GraphFramEx: Towards Systematic Evaluation of Explainability Methods for Graph Neural Networks
This work addresses the need for a common evaluation protocol for GNN explainability methods, particularly for users in mission-critical applications, though it is incremental as it builds on existing explainability techniques.
The paper tackles the lack of systematic evaluation for explainability methods in Graph Neural Networks (GNNs) by proposing GraphFramEx, a framework that introduces a unique metric combining fidelity measures and classifies explanations based on sufficiency and necessity, finding that shallow techniques like personalized PageRank perform best on synthetic benchmarks, while gradient-based methods excel on complex graphs with meaningful features, but no method dominates across all dimensions.
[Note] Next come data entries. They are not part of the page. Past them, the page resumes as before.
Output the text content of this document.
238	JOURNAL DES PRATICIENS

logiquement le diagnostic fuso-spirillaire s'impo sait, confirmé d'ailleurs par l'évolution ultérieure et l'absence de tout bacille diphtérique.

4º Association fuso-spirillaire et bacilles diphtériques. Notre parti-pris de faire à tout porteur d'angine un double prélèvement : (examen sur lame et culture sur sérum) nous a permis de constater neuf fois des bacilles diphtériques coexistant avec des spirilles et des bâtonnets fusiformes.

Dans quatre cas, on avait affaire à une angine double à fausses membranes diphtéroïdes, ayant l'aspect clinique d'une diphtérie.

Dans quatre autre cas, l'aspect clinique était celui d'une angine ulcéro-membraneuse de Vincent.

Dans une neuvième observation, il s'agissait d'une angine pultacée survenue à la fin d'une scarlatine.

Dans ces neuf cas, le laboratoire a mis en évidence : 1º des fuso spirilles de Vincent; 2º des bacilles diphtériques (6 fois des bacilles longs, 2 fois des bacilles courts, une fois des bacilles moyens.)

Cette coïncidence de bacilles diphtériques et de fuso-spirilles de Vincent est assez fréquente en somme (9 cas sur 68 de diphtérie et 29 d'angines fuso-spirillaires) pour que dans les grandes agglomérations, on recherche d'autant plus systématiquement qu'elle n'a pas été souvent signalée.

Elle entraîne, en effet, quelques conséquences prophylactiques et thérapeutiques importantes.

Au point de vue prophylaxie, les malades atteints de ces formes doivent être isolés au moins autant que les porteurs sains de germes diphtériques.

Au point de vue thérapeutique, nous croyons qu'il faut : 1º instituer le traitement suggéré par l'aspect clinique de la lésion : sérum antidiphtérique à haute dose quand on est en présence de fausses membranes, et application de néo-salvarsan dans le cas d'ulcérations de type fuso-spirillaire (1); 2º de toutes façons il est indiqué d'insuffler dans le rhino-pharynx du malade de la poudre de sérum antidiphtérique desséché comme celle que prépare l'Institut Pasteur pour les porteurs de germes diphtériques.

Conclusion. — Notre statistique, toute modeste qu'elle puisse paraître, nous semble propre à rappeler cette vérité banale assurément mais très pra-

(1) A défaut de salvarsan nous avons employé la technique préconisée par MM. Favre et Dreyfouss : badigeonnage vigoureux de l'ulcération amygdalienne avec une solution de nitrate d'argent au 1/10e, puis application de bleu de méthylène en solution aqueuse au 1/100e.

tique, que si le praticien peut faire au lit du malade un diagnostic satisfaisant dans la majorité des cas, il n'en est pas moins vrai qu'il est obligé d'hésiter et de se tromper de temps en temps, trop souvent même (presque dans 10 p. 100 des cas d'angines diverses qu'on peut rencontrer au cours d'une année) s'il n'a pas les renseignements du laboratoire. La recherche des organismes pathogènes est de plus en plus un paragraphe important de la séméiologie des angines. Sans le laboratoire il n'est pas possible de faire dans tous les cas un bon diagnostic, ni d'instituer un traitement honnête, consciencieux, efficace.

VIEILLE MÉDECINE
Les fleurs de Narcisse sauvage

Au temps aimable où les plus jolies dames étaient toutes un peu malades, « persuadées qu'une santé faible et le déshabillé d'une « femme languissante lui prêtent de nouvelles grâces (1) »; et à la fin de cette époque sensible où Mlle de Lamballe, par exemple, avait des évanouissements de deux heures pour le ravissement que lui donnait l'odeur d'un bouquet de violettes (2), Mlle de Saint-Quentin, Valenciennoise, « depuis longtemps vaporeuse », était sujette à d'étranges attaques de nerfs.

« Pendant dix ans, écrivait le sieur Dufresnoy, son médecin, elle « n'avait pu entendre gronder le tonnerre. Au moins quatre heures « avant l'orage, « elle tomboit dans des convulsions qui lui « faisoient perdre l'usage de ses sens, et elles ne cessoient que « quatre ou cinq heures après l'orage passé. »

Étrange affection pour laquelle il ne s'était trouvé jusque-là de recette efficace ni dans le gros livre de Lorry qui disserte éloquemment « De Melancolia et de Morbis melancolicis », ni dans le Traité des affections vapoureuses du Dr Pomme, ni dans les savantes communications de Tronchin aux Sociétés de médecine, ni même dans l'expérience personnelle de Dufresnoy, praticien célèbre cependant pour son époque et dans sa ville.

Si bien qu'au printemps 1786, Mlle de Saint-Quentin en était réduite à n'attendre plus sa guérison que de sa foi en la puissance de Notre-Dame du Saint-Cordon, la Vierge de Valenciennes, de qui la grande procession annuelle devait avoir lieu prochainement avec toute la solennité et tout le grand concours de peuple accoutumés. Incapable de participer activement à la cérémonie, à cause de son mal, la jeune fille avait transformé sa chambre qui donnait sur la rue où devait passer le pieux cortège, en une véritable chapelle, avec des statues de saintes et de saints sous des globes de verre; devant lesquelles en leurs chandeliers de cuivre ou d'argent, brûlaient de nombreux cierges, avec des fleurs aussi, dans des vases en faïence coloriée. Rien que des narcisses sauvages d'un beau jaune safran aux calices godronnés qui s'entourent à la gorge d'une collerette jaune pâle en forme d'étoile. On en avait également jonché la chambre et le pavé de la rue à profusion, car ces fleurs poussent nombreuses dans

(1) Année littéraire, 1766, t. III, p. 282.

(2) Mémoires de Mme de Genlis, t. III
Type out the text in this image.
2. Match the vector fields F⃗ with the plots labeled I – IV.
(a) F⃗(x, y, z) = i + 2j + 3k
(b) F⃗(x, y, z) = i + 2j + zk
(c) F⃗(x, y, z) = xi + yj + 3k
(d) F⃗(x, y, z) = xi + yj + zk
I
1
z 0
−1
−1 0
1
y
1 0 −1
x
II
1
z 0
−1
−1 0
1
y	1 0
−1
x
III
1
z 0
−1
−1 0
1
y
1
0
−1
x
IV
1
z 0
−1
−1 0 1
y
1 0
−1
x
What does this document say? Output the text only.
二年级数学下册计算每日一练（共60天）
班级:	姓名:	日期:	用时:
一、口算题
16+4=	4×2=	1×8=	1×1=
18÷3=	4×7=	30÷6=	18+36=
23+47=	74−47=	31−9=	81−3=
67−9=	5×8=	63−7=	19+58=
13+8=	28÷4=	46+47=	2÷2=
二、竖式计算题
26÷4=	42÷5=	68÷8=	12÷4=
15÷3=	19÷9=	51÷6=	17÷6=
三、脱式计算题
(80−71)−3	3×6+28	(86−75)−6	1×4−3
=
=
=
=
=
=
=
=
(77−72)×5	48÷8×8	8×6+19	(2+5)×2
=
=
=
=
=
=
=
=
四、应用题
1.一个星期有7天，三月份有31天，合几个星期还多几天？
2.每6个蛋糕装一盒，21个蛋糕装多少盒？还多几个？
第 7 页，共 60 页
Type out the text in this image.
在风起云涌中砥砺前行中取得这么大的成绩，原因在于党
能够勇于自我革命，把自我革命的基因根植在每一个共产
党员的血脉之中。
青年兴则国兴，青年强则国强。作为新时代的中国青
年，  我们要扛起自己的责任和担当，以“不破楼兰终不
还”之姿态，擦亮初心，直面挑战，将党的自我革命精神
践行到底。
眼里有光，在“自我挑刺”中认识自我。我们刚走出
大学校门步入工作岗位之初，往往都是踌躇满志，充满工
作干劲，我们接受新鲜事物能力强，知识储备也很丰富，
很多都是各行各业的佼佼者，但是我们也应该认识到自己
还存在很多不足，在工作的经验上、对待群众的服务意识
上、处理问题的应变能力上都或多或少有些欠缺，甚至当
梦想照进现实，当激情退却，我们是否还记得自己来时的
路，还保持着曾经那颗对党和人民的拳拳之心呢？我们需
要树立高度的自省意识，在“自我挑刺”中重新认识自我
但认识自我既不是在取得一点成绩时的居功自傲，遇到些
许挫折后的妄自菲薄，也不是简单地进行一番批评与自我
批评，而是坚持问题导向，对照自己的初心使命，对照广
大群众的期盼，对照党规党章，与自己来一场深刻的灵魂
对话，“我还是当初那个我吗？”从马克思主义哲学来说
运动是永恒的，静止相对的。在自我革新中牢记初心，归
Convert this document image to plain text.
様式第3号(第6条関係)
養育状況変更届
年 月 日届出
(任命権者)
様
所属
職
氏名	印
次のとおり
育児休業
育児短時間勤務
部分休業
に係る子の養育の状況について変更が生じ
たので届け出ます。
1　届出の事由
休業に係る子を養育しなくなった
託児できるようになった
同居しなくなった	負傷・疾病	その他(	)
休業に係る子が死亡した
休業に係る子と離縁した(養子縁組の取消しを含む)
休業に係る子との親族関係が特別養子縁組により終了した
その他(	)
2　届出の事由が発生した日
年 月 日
As one of the most popular machine learning models today, graph neural networks (GNNs) have attracted intense interest recently, and so does their explainability. Users are increasingly interested in a better understanding of GNN models and their outcomes. Unfortunately, today's evaluation frameworks for GNN explainability often rely on few inadequate synthetic datasets, leading to conclusions of limited scope due to a lack of complexity in the problem instances. As GNN models are deployed to more mission-critical applications, we are in dire need for a common evaluation protocol of explainability methods of GNNs. In this paper, we propose, to our best knowledge, the first systematic evaluation framework for GNN explainability, considering explainability on three different "user needs". We propose a unique metric that combines the fidelity measures and classifies explanations based on their quality of being sufficient or necessary. We scope ourselves to node classification tasks and compare the most representative techniques in the field of input-level explainability for GNNs. For the inadequate but widely used synthetic benchmarks, surprisingly shallow techniques such as personalized PageRank have the best performance for a minimum computation time. But when the graph structure is more complex and nodes have meaningful features, gradient-based methods are the best according to our evaluation criteria. However, none dominates the others on all evaluation dimensions and there is always a trade-off. We further apply our evaluation protocol in a case study for frauds explanation on eBay transaction graphs to reflect the production environment.